We're not connecting directly to the POP server, but instead localhost and port 11110. The preconnect does the forwarding each time fetchmail is run, leaving open the connection for 5 seconds, so fetchmail can make it's own connect. The rest fetchmail does itself.

So each time you run fetchmail, you're prompted for your ssh password for authentication. If you run fetchmail in the background (like I do), it's inconvenient to have to do that. Which brings us to the next section.

3.2 Automating it all

ssh can authenticate using many methods. One of these is an RSA public/private key pair. You can generate an authentication key for your account using ssh-keygen. An authetication key can have a passphrase associated with it, or the passphase can be blank. Whether you want a passphrase depends on how secure you think the account you are using locally is.

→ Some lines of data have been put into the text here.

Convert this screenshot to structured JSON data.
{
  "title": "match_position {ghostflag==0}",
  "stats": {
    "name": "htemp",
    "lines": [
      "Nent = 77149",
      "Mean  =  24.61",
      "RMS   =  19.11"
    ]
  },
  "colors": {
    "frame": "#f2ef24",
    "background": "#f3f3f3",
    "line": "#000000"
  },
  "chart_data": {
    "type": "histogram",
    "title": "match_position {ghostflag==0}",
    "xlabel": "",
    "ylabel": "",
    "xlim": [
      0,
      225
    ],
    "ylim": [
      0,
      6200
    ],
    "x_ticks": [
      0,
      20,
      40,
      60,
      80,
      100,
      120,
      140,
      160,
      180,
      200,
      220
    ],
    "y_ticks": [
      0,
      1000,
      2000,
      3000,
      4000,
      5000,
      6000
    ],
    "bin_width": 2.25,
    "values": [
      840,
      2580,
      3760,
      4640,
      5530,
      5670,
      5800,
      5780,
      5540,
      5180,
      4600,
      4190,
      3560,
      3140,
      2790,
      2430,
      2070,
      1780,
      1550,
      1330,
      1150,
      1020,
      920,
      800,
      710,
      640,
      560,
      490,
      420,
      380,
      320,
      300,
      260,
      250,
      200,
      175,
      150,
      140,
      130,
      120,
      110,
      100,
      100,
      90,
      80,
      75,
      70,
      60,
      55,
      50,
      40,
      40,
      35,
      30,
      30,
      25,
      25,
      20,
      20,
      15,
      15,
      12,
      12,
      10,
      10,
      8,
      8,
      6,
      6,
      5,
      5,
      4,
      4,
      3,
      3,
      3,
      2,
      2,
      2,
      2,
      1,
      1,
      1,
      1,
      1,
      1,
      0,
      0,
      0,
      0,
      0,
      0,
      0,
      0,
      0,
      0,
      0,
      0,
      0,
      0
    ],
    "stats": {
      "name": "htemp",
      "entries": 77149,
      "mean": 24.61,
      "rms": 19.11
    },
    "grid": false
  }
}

If you think your machine is secure, go ahead and have a blank passpharase. Then the above .fetchmailrc works just by running fetchmail. You can then run fetchmail in daemon mode when you dial up and mail is fetched automatically. You're done.

However, if you think you need a passphrase, things get more complex. ssh can run under control of an agent, which can register keys and authenticate whatever ssh connections are made under it. So I have this script getmail.sh:


#!/bin/sh
ssh-add
while true; do fetchmail --syslog --invisible; sleep 5m; done

When I dialup, I run:

$ ssh-agent getmail.sh

This prompts me for my passphrase once, then checks mail every 5 minutes. When the dialup connection is closed, I terminate ssh-agent. (This is automated in my ip-up and ip-down scripts)

3.3 Not using fetchmail

What if I can't/don't want to use fetchmail? Pine, Netscape, and some other clients have their own POP mechanisms. First, consider using fetchmail! It's far more flexible, and mail clients shouldn't be doing that kind of stuff anyway. Both Pine and Netscape can be configured to use local mail systems.

But if you must, unless your client has a preconnect feature like fetchmail, you're going to have to keep the ssh port forward active for the entire time you're connected. Which means using sleep 100000000 to keep the connection alive. This might not go over well with your network admins.

Secondly, some clients (like Netscape) have the port number hardcoded to 110. So you need to be root to do port forwarding from privledged ports. This is also annoying. But it should work.